What are the Compositae?
The Compositae (plants in the daisy or sunflower family) form one of the largest families of flowering plants with some 25,000 species (roughly 10% of the total number of flowering plants) in over 1,500 genera. It is one of the "core families" on which research at the Royal Botanic Gardens, Kew is concentrated.
The Compositae are instantly recognisable, through their compound inflorescences consisting of many tiny flowers: a daisy has a yellow "core" of 200 disc florets,surrounded by 50 marginal, white ray florets with a conspicuous limb. A single daisy "flower" contains about 250 separate flowers! A sunflower has basically the same format. A dandelion consists of one kind of florets ("ligulate") only, but still has many florets combining to look like a single flower. In the fruit stage, however, all the individual fruits are clearly visible, each with its own "parachute" (the so-called pappus).
The Compositae have a considerable ecological and economical importance. Members of the family occur from the polar regions to the tropics, and may range over all habitats from dry desert to swamp, and from rainforest to mountain peaks. In many regions of the world they comprise up to a tenth of the flora. The family contains some very large genera (Senecio with 1,250 species, Helichrysum (everlastings) with 600 species, Hieracium with 1000 species).
The Royal Botanic Gardens, Kew has a rich collection of living plants in the Gardens and the glasshouses, as well as one of the major collections of dry specimens in the herbarium (some half a million specimens).
Importance of Compositae
Weeds of agriculture
Many Compositae are noxious weeds: Sow Thistle (Sonchus), Thistles (Carduus, Cirsium), Black Jack (Bidens pilosa), poisonous Senecio species; Ragweed or Ambrosia pollen is the main cause of hay fever in the continental USA.
Sunflower is one of the world's main oil crops; lettuce, endive, globe artichoke and chicory are some of the other food plants in the family. Examples of culinary herbs are tarragon and chamomile.
In general, many Compositae are used as herbal medicines all over the world. In Europe, Arnica has been used for centuries in wound healing. In Africa, Vernonia amygdalina is used by both man and chimpanzee against intestinal parasites. In Mexico over 200 species of the family are used in folk medicine.
Powdered remains of Anthemideae have been found in the abdominal cavity of the mummy of Ramses II, probably as an insecticide. Inula species are called fleabane, because of their use. Pyrethrum, made from the fruit of Tanacetum cinerariifolium, is an excellent natural insecticide and can be used without harm to mammals.
Many Compositae are important garden ornamentals: Chrysanthemums, Crown daisies, Oxeye daisies, Marigolds, Cosmos, Aster, Goldenrod, Everlasting, Dahlia ...
Although the family consists mainly of herbs or shrubs, some species grow to tree size and several of these are used for timber: in East Africa, Muhuhu (Brachylaena) is used as timber or as wood for woodcarving.
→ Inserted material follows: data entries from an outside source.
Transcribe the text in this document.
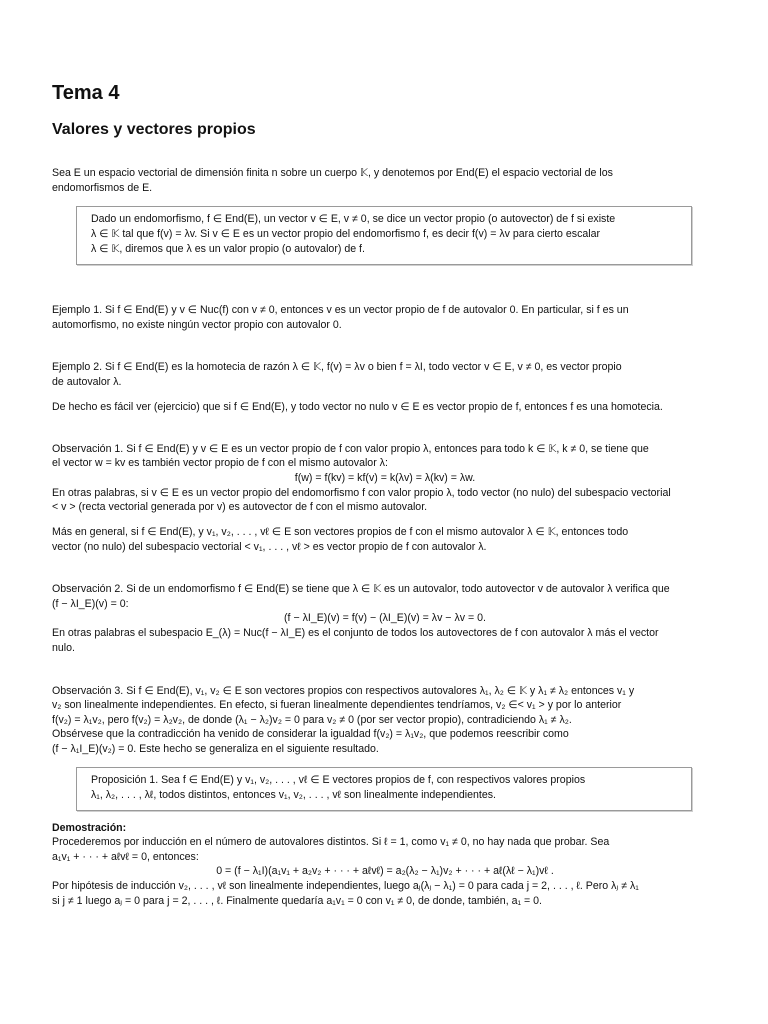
Tema 4
Valores y vectores propios
Sea E un espacio vectorial de dimensión finita n sobre un cuerpo 𝕂, y denotemos por End(E) el espacio vectorial de los
endomorfismos de E.
Dado un endomorfismo, f ∈ End(E), un vector v ∈ E, v ≠ 0, se dice un vector propio (o autovector) de f si existe
λ ∈ 𝕂 tal que f(v) = λv. Si v ∈ E es un vector propio del endomorfismo f, es decir f(v) = λv para cierto escalar
λ ∈ 𝕂, diremos que λ es un valor propio (o autovalor) de f.
Ejemplo 1. Si f ∈ End(E) y v ∈ Nuc(f) con v ≠ 0, entonces v es un vector propio de f de autovalor 0. En particular, si f es un
automorfismo, no existe ningún vector propio con autovalor 0.
Ejemplo 2. Si f ∈ End(E) es la homotecia de razón λ ∈ 𝕂, f(v) = λv o bien f = λI, todo vector v ∈ E, v ≠ 0, es vector propio
de autovalor λ.
De hecho es fácil ver (ejercicio) que si f ∈ End(E), y todo vector no nulo v ∈ E es vector propio de f, entonces f es una homotecia.
Observación 1. Si f ∈ End(E) y v ∈ E es un vector propio de f con valor propio λ, entonces para todo k ∈ 𝕂, k ≠ 0, se tiene que
el vector w = kv es también vector propio de f con el mismo autovalor λ:
f(w) = f(kv) = kf(v) = k(λv) = λ(kv) = λw.
En otras palabras, si v ∈ E es un vector propio del endomorfismo f con valor propio λ, todo vector (no nulo) del subespacio vectorial
< v > (recta vectorial generada por v) es autovector de f con el mismo autovalor.
Más en general, si f ∈ End(E), y v₁, v₂, . . . , vℓ ∈ E son vectores propios de f con el mismo autovalor λ ∈ 𝕂, entonces todo
vector (no nulo) del subespacio vectorial < v₁, . . . , vℓ > es vector propio de f con autovalor λ.
Observación 2. Si de un endomorfismo f ∈ End(E) se tiene que λ ∈ 𝕂 es un autovalor, todo autovector v de autovalor λ verifica que
(f − λI_E)(v) = 0:
(f − λI_E)(v) = f(v) − (λI_E)(v) = λv − λv = 0.
En otras palabras el subespacio E_(λ) = Nuc(f − λI_E) es el conjunto de todos los autovectores de f con autovalor λ más el vector
nulo.
Observación 3. Si f ∈ End(E), v₁, v₂ ∈ E son vectores propios con respectivos autovalores λ₁, λ₂ ∈ 𝕂 y λ₁ ≠ λ₂ entonces v₁ y
v₂ son linealmente independientes. En efecto, si fueran linealmente dependientes tendríamos, v₂ ∈< v₁ > y por lo anterior
f(v₂) = λ₁v₂, pero f(v₂) = λ₂v₂, de donde (λ₁ − λ₂)v₂ = 0 para v₂ ≠ 0 (por ser vector propio), contradiciendo λ₁ ≠ λ₂.
Obsérvese que la contradicción ha venido de considerar la igualdad f(v₂) = λ₁v₂, que podemos reescribir como
(f − λ₁I_E)(v₂) = 0. Este hecho se generaliza en el siguiente resultado.
Proposición 1. Sea f ∈ End(E) y v₁, v₂, . . . , vℓ ∈ E vectores propios de f, con respectivos valores propios
λ₁, λ₂, . . . , λℓ, todos distintos, entonces v₁, v₂, . . . , vℓ son linealmente independientes.
Demostración:
Procederemos por inducción en el número de autovalores distintos. Si ℓ = 1, como v₁ ≠ 0, no hay nada que probar. Sea
a₁v₁ + · · · + aℓvℓ = 0, entonces:
0 = (f − λ₁I)(a₁v₁ + a₂v₂ + · · · + aℓvℓ) = a₂(λ₂ − λ₁)v₂ + · · · + aℓ(λℓ − λ₁)vℓ .
Por hipótesis de inducción v₂, . . . , vℓ son linealmente independientes, luego aⱼ(λⱼ − λ₁) = 0 para cada j = 2, . . . , ℓ. Pero λⱼ ≠ λ₁
si j ≠ 1 luego aⱼ = 0 para j = 2, . . . , ℓ. Finalmente quedaría a₁v₁ = 0 con v₁ ≠ 0, de donde, también, a₁ = 0.
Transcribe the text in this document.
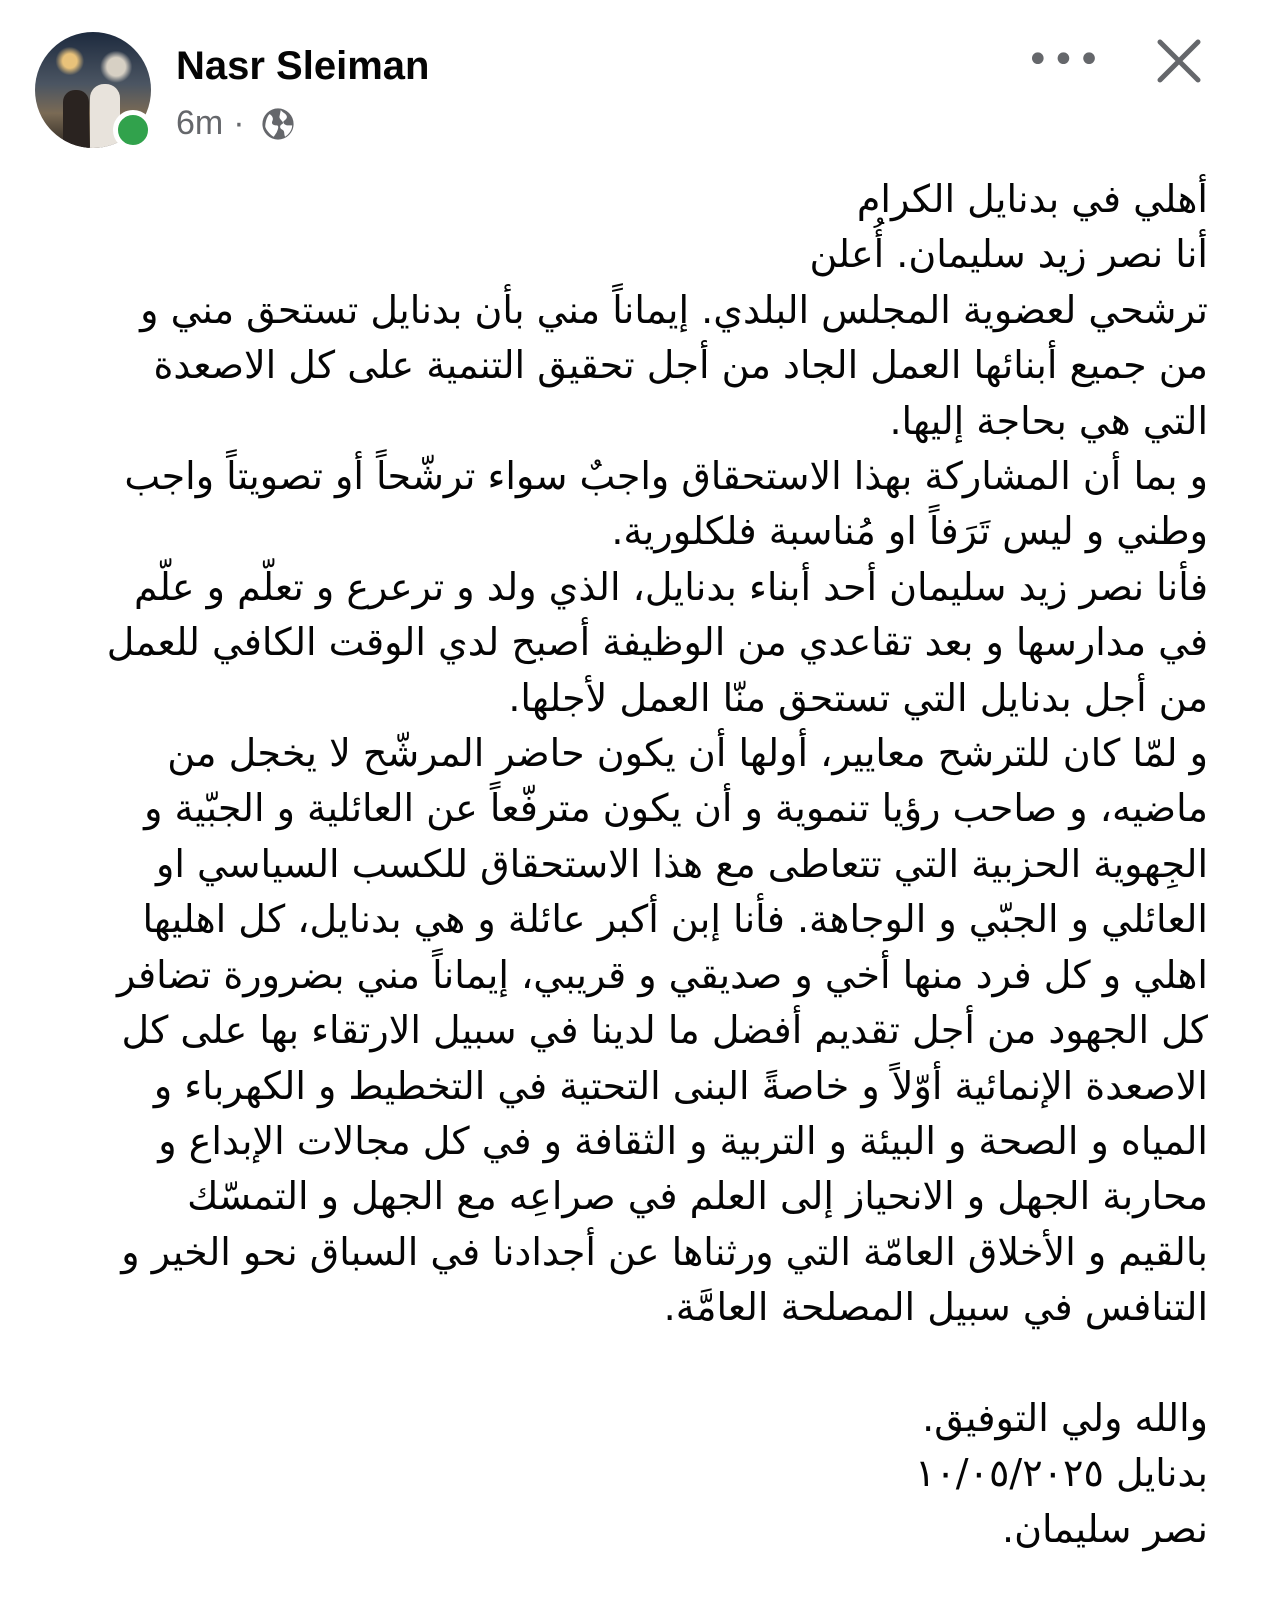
Nasr Sleiman
6m ·
•••
أهلي في بدنايل الكرام
أنا نصر زيد سليمان. أُعلن
ترشحي لعضوية المجلس البلدي. إيماناً مني بأن بدنايل تستحق مني و
من جميع أبنائها العمل الجاد من أجل تحقيق التنمية على كل الاصعدة
التي هي بحاجة إليها.
و بما أن المشاركة بهذا الاستحقاق واجبٌ سواء ترشّحاً أو تصويتاً واجب
وطني و ليس تَرَفاً او مُناسبة فلكلورية.
فأنا نصر زيد سليمان أحد أبناء بدنايل، الذي ولد و ترعرع و تعلّم و علّم
في مدارسها و بعد تقاعدي من الوظيفة أصبح لدي الوقت الكافي للعمل
من أجل بدنايل التي تستحق منّا العمل لأجلها.
و لمّا كان للترشح معايير، أولها أن يكون حاضر المرشّح لا يخجل من
ماضيه، و صاحب رؤيا تنموية و أن يكون مترفّعاً عن العائلية و الجبّية و
الجِهوية الحزبية التي تتعاطى مع هذا الاستحقاق للكسب السياسي او
العائلي و الجبّي و الوجاهة. فأنا إبن أكبر عائلة و هي بدنايل، كل اهليها
اهلي و كل فرد منها أخي و صديقي و قريبي، إيماناً مني بضرورة تضافر
كل الجهود من أجل تقديم أفضل ما لدينا في سبيل الارتقاء بها على كل
الاصعدة الإنمائية أوّلاً و خاصةً البنى التحتية في التخطيط و الكهرباء و
المياه و الصحة و البيئة و التربية و الثقافة و في كل مجالات الإبداع و
محاربة الجهل و الانحياز إلى العلم في صراعِه مع الجهل و التمسّك
بالقيم و الأخلاق العامّة التي ورثناها عن أجدادنا في السباق نحو الخير و
التنافس في سبيل المصلحة العامَّة.
والله ولي التوفيق.
بدنايل ١٠/٠٥/٢٠٢٥
نصر سليمان.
Floristic work is being carried out on Southern and Eastern Africa (Flora Zambesiaca, Flora of Tropical East Africa) and North-east Brazil (Flora of Bahia). Accounts for the Flore des Mascareignes (Indian Ocean) have also been published.
The work on the floras requires regional revisions of most of the genera treated. Further monographic work is carried on where required.
Economic botany: local uses are being collated and shared.
Compositae accessions can be found in several collections. There are many accessions, both in the gardens, the greenhouses, and the study collections. A vast amount of literature on the family is held in the Library; there are also Economic Botany collections and seed bank collections as well.